4. Univariate Analysis of all data
The next step is to cull any unnecessary, redundant or useless data fields.
What you’re looking for here is to remove any fields which show erroneous data. E.g. look at % null or missing, averages, total unique observations, distribution or spread, etc.
5. Base table build (including feature creation)
Once you have a set of cleansed datasets ready to go you can begin the formation of an analytical base table. This will be used to build and fit the models.
We created approximately a thousand different features metrics/fields across the datasets. Features that we built included:
- Number of calls in the past X days
- Amount of data used in the past X days
- Last bill amount
- Overdue bill flag
- Payment made in the last X days
It would be impossible to feed a thousand different features through any modelling exercise due to the sheer number. So we did some testing of these ‘new’ features against churn using a number of bivariate tests like correlation matrices etc.

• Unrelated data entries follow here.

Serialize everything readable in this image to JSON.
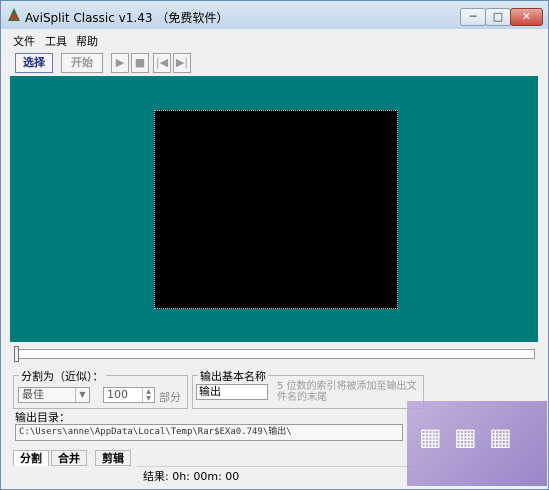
{
  "window": {
    "title": "AviSplit Classic v1.43 （免费软件）",
    "controls": {
      "min": "─",
      "max": "□",
      "close": "✕"
    }
  },
  "menu": {
    "items": [
      "文件",
      "工具",
      "帮助"
    ]
  },
  "toolbar": {
    "select_label": "选择",
    "start_label": "开始",
    "play_icon": "▶",
    "stop_icon": "■",
    "prev_icon": "|◀",
    "next_icon": "▶|"
  },
  "split_group": {
    "label": "分割为（近似）：",
    "mode_value": "最佳",
    "amount_value": "100",
    "unit_label": "部分"
  },
  "output_name_group": {
    "label": "输出基本名称",
    "value": "输出",
    "note": "5 位数的索引将被添加至输出文件名的末尾"
  },
  "output_dir": {
    "label": "输出目录：",
    "value": "C:\\Users\\anne\\AppData\\Local\\Temp\\Rar$EXa0.749\\输出\\"
  },
  "tabs": [
    "分割",
    "合并",
    "剪辑"
  ],
  "status": {
    "text": "结果: 0h: 00m: 00"
  },
  "colors": {
    "viewer_bg": "#007b7b",
    "video_bg": "#000000"
  }
}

We were able to cull these down to about 70 odd features that showed some correlation to churn before we began modelling.
6. Model building stage
Once you have an analytical base table the next step is to split your data into 2 or 3 sets depending on how rigorous you want to be.

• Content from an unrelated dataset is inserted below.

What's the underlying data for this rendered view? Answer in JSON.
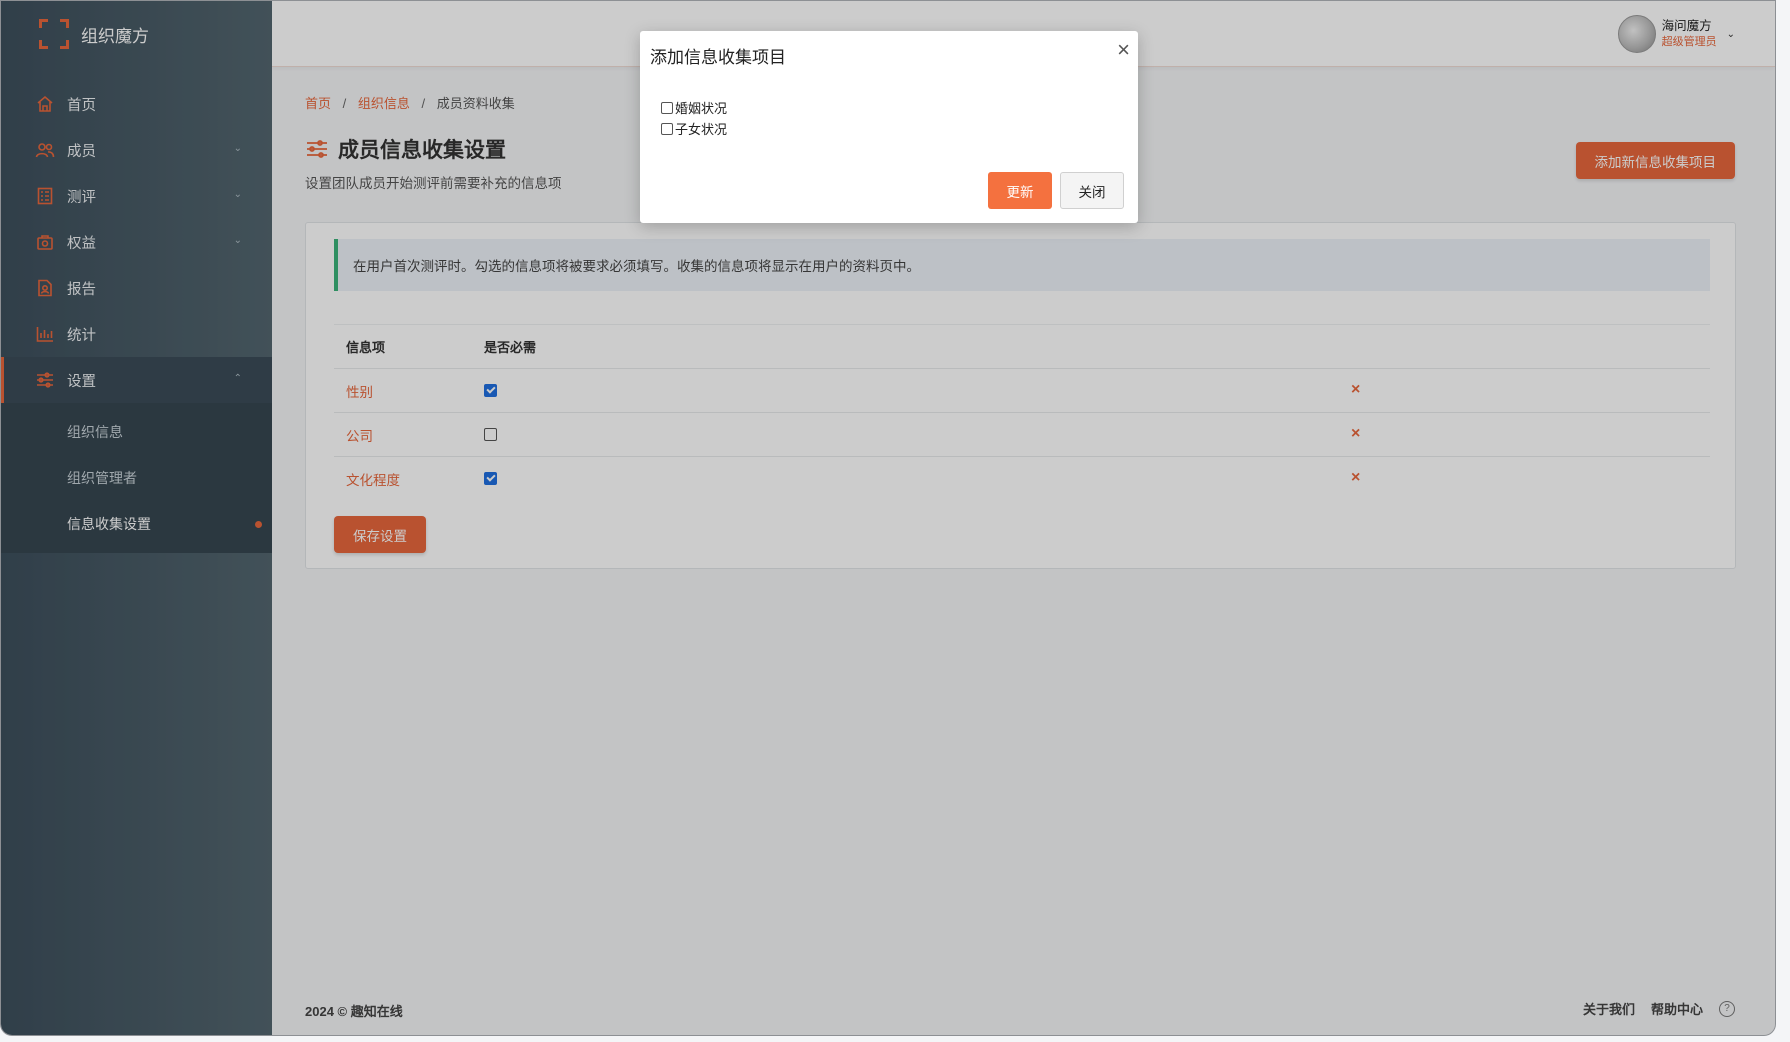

- Training set (40% of records)
- Validation set (30% of records)
- Holdout set (30% of records)
Use the training set to fit a number of different models e.g. Tree, Random Forest, Boosted, GLM’s, Neural Nets, etc. Then use a lift chart to compare the performance between each of these using the validation set. Iterate fitting the models a number of times using different features until you have the the best performing model possible that you’re content with.
We ended up with 1 champion model and 3 challenger models. You can see their performance is quite comparable.
7. Further feature creation
Optional: You can then create further features to improve your model or cater for areas you didn’t consider prior to modelling and refit the models using these.
8. Put the model into production
You can then build a production workflow whereby you recreate the analytical base table (ABT) for existing customers that are active as of today and score their likelihood to churn based on the selected model.
We opted to do this on a fortnightly basis due to the amount of time it took to run (almost half a day!). You can then track the predicted likelihood to churn against the actual churn rate to track the performance of your models. Once this dips you’d be well advised to refit/retrain your models. Otherwise they will become redundant.
Thanks for Reading
I hope this gives you a rough idea of the general process for building models and you found value in the above. This post has been sitting in my draft for almost 3 years and I finally got around to finalising it and publishing it.
In compiling this I have made use of resources found across the web. For commercial reasons and obligations to my employer, I have not disclosed any of the specifics of the modelling and the underlying data.
I hope to write a part 2 which delves more into the learnings I got from building this churn model and the things I felt could’ve improved the results. That might take another 3 years.